ASD-SL Dataset

The Autism Spectrum Disorder - Severity Levels (ASD-SL) dataset contains anonymized data from a consecutive sample of children referred to Department of Pediatrics - Unit of Child and Adolescent Neuropsychiatry, University Federico II of Naples, for an evaluation in a clinical suspicion of ASD. About 141 individuals (76,5\% males), aged between 18 to 156 months, received a full assessment, including historical information, structured clinical interviews and validated observations.

Autism Diagnostic Observation Schedule-2 (ADOS-2) was performed by a licensed clinician both to confirm diagnosis and to evaluate level of symptoms according to comparative score. To determine the development/intellective level, Griffiths Mental Development Scale (GMDS-ER) or Leiter International Performance Test-Revised (Leiter-R) were administered. To establish adaptive competence of all patients, parents were interviewed by Vineland Adaptive Behavior Scales – II edition (VABS-II). Diagnosis of ASD was formulated according to DSM-5. We classified all the specifiers useful to determine the severity level of ASD according to the DSM-5 diagnostic criteria: "With/without accompanying language impairment"; "With/without accompanying intellectual impairment". We integrate data about environmental factors, genetic factors, cognitive/social/language impairments and useful measures which are usually leveraged to diagnose ASD.

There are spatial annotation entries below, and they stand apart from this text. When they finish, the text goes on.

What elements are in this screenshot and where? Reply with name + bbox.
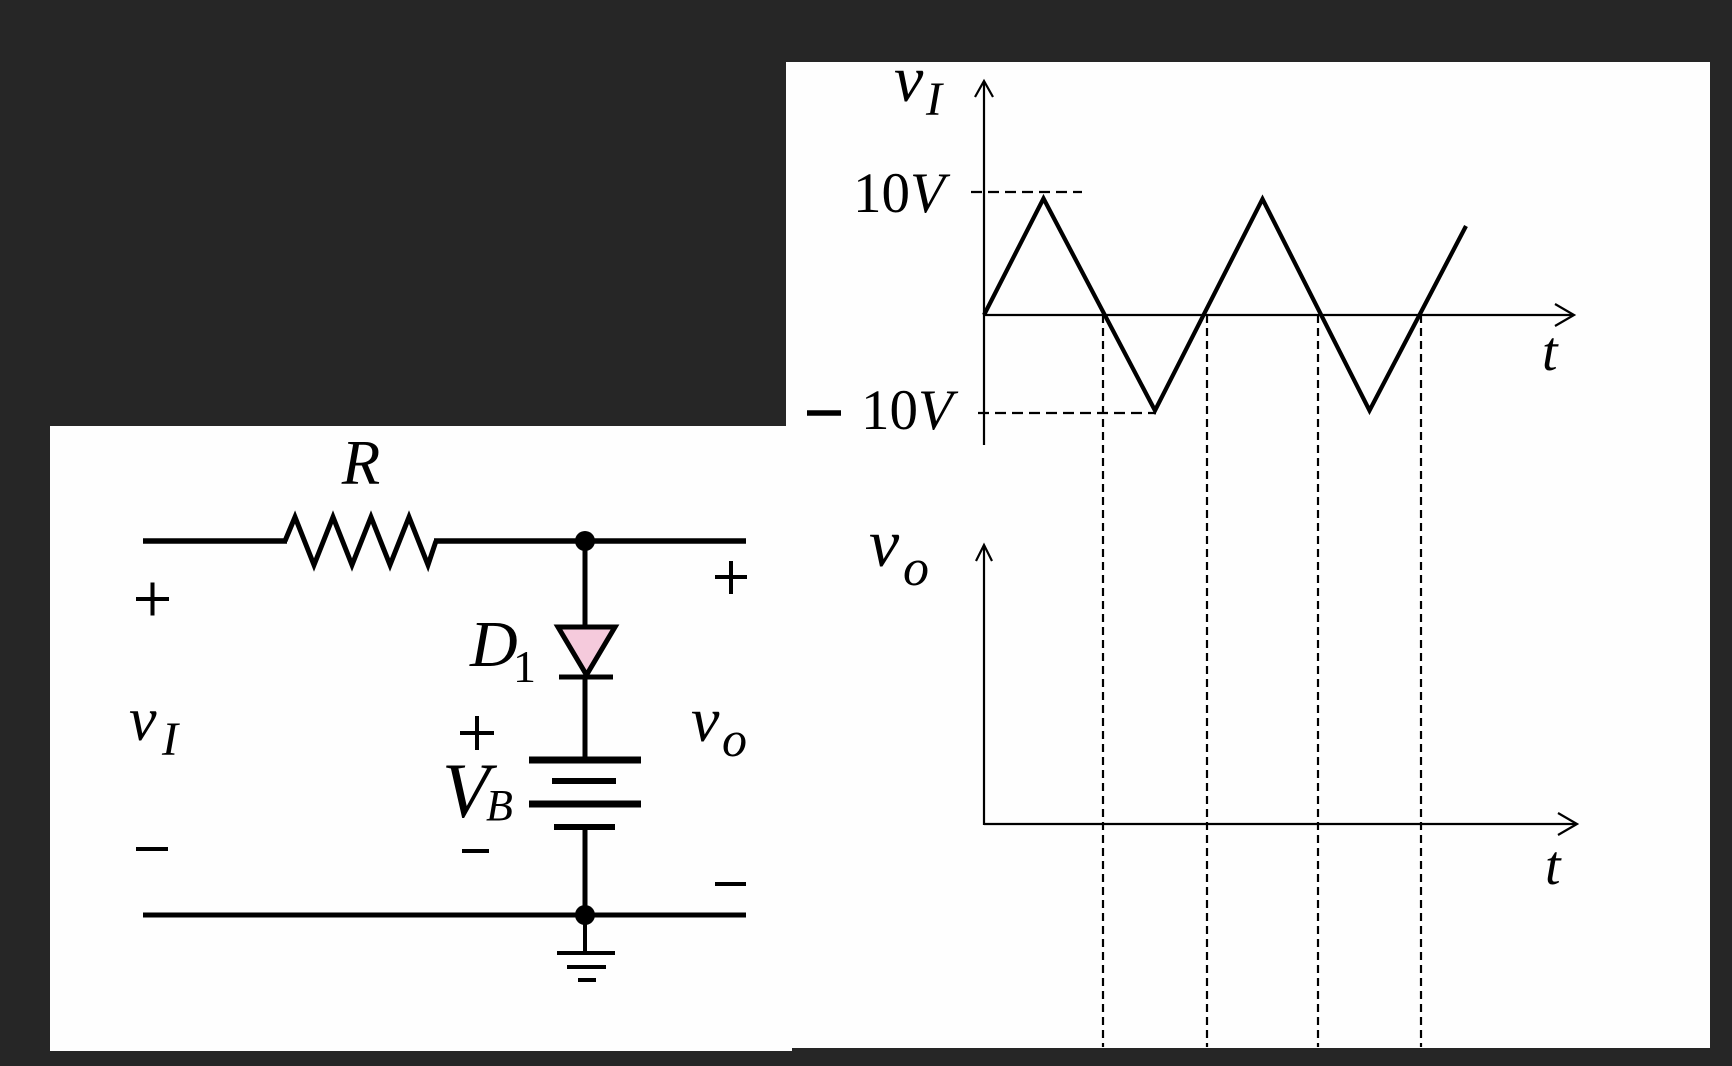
wire: input top-left to resistor: [143, 538, 287, 544]
ground symbol: [557, 953, 615, 980]
node: top junction dot: [575, 531, 595, 551]
wire: battery bottom to ground rail: [583, 827, 588, 915]
wire: junction down to diode anode: [583, 541, 588, 630]
label - (VB polarity): [462, 849, 489, 853]
svg-text:B: B: [486, 781, 513, 830]
battery VB plate 1 (long): [529, 757, 641, 764]
svg-text:R: R: [341, 428, 380, 498]
svg-text:t: t: [1545, 835, 1562, 897]
wire: bottom rail: [143, 913, 746, 918]
dashed vertical line 3: [1317, 315, 1319, 1047]
dashed level line -10V: [978, 412, 1156, 414]
label - (vo polarity): [715, 882, 746, 886]
right white panel (graphs): [786, 62, 1710, 1048]
svg-text:v: v: [691, 684, 720, 755]
left white panel (circuit): [50, 426, 792, 1051]
label + (vo polarity): [715, 561, 747, 594]
label -10V: [807, 410, 841, 416]
node: bottom junction dot: [575, 905, 595, 925]
svg-text:D: D: [469, 608, 518, 681]
axis: t horizontal (graph 2): [984, 823, 1576, 825]
label - (vI polarity): [136, 847, 168, 851]
wire: diode cathode to battery top: [583, 677, 588, 758]
battery VB plate 3 (long): [529, 801, 641, 808]
dashed level line +10V: [971, 191, 1082, 193]
axis: vo vertical: [983, 545, 985, 825]
axis: vI vertical: [983, 82, 985, 445]
svg-text:t: t: [1542, 321, 1559, 383]
label + (VB polarity): [460, 716, 494, 750]
resistor R: [285, 517, 436, 565]
axis: t horizontal (graph 1): [984, 314, 1573, 316]
wire: resistor to output (top): [434, 538, 746, 544]
svg-text:v: v: [894, 43, 924, 116]
label + (vI polarity): [136, 583, 169, 616]
waveform: triangle wave vI: [984, 199, 1466, 411]
svg-text:I: I: [925, 73, 944, 126]
svg-text:10V: 10V: [853, 162, 951, 225]
wire: junction to ground: [583, 915, 587, 951]
battery VB plate 4 (short): [554, 824, 615, 830]
svg-text:o: o: [903, 540, 929, 597]
svg-text:I: I: [161, 713, 180, 766]
svg-text:10V: 10V: [861, 379, 959, 442]
dashed vertical line 4: [1420, 315, 1422, 1047]
svg-text:v: v: [129, 686, 157, 754]
svg-text:1: 1: [513, 641, 536, 692]
dashed vertical line 2: [1206, 315, 1208, 1047]
dashed vertical line 1: [1102, 315, 1104, 1047]
diode D1 cathode bar: [559, 675, 613, 680]
svg-text:o: o: [722, 711, 747, 767]
battery VB plate 2 (short): [552, 778, 616, 784]
svg-text:v: v: [869, 505, 900, 581]
diode D1 (triangle, pink fill): [558, 627, 615, 675]
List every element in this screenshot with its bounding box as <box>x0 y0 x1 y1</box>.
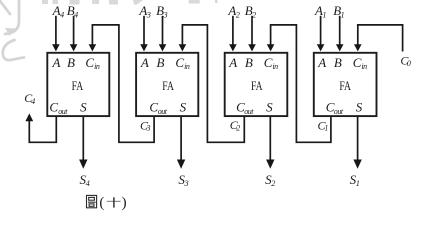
svg-text:B3: B3 <box>156 3 168 19</box>
svg-text:A3: A3 <box>138 3 151 19</box>
svg-text:S1: S1 <box>350 172 360 188</box>
svg-text:FA: FA <box>251 78 263 93</box>
svg-text:S: S <box>80 100 87 115</box>
svg-text:FA: FA <box>72 78 84 93</box>
svg-text:C0: C0 <box>400 53 411 67</box>
svg-text:B: B <box>245 55 253 70</box>
svg-text:A: A <box>228 55 237 70</box>
svg-text:Cin: Cin <box>353 55 367 71</box>
svg-text:(: ( <box>99 195 104 211</box>
svg-text:S: S <box>266 100 273 115</box>
svg-text:S4: S4 <box>80 172 90 188</box>
svg-text:Cin: Cin <box>85 55 99 71</box>
svg-text:C2: C2 <box>230 118 241 132</box>
svg-text:A: A <box>140 55 149 70</box>
svg-text:FA: FA <box>162 78 174 93</box>
svg-text:S: S <box>180 100 187 115</box>
svg-text:out: out <box>58 107 68 116</box>
svg-text:FA: FA <box>339 78 351 93</box>
svg-text:B4: B4 <box>67 3 79 19</box>
svg-text:S3: S3 <box>178 172 188 188</box>
svg-text:Cin: Cin <box>175 55 189 71</box>
svg-text:C1: C1 <box>318 118 329 132</box>
svg-text:A: A <box>317 55 326 70</box>
svg-text:Cin: Cin <box>264 55 278 71</box>
svg-text:C3: C3 <box>140 118 151 132</box>
svg-text:B: B <box>334 55 342 70</box>
svg-text:A: A <box>52 55 61 70</box>
svg-text:B: B <box>67 55 75 70</box>
svg-text:out: out <box>158 107 168 116</box>
svg-text:B2: B2 <box>245 3 257 19</box>
svg-text:C: C <box>49 100 58 115</box>
svg-text:S: S <box>356 100 363 115</box>
svg-text:S2: S2 <box>265 172 275 188</box>
svg-text:out: out <box>244 107 254 116</box>
svg-text:A1: A1 <box>314 3 327 19</box>
svg-text:B1: B1 <box>333 3 345 19</box>
svg-text:A2: A2 <box>227 3 240 19</box>
svg-text:A4: A4 <box>52 3 65 19</box>
svg-text:B: B <box>157 55 165 70</box>
svg-text:C4: C4 <box>24 91 36 106</box>
svg-text:): ) <box>122 195 127 211</box>
svg-text:out: out <box>334 107 344 116</box>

For further details, please refer to the work Diagnosing severity levels of Autism Spectrum Disorder with Machine Learning, DCAI'21 @ NeurIPS.


raw_data.csv

prepared_data.csv

Click on the links to download the raw and prepared versions of the dataset. Specifically, the prepared version contains the following modifications:

  • The following attributes have been deleted: Data di Nascita, Diagnosi Principale, Tipo di familiarità, Condizione medica associata, Tipo di esposizione ambientale, Tipo di gene/condizione genetica nota associata, ' ' (tipo di compromissione del linguaggio)
  • Rows without a severity level associated have been deleted
  • DQ (developmental quotient) has been computed as (QS/mesi)*100. Rows 66-73 already contain DQ values in the QS column. These values have been replaced with (DQ*mesi)/100
  • DQ_QI has been created by merging DQ and QI columns
  • n_alterated_chromosomes, n_mutations, n_dup, n_del have been created from genetic features [Cromosomi alterati, tipo di mutazione] which have been then deleted
  • Sesso has been transformed from categorical to numeric (maschio: 1, femmina: 0)
  • Problemi in gravidanza from categorical to binary - ["Sì", "sì, gravidanza pretermine", "si", "pre termine, PMA"]: 1; ["No", "no"]: 0
  • Anomalie sono presenti alla nascita has become a binary attribute. We ignore the anomaly type and only consider the presence of anomalies
  • Familiarità per disturbi Psichiatrici has become a binary attribute. If values are different from ["No", "no"] they are replaced with 1, 0 otherwise
  • QS: we consider only the numerical part of the string
  • Specificatori, comorbidità psichiatriche, alterazioni array CGH: replaced by binary values
  • Disturbi della nutrizione, selettività alimentare: non-defined values from the first column are filled with values from the second one, which is then deleted. Finally, they are replaced by binary values.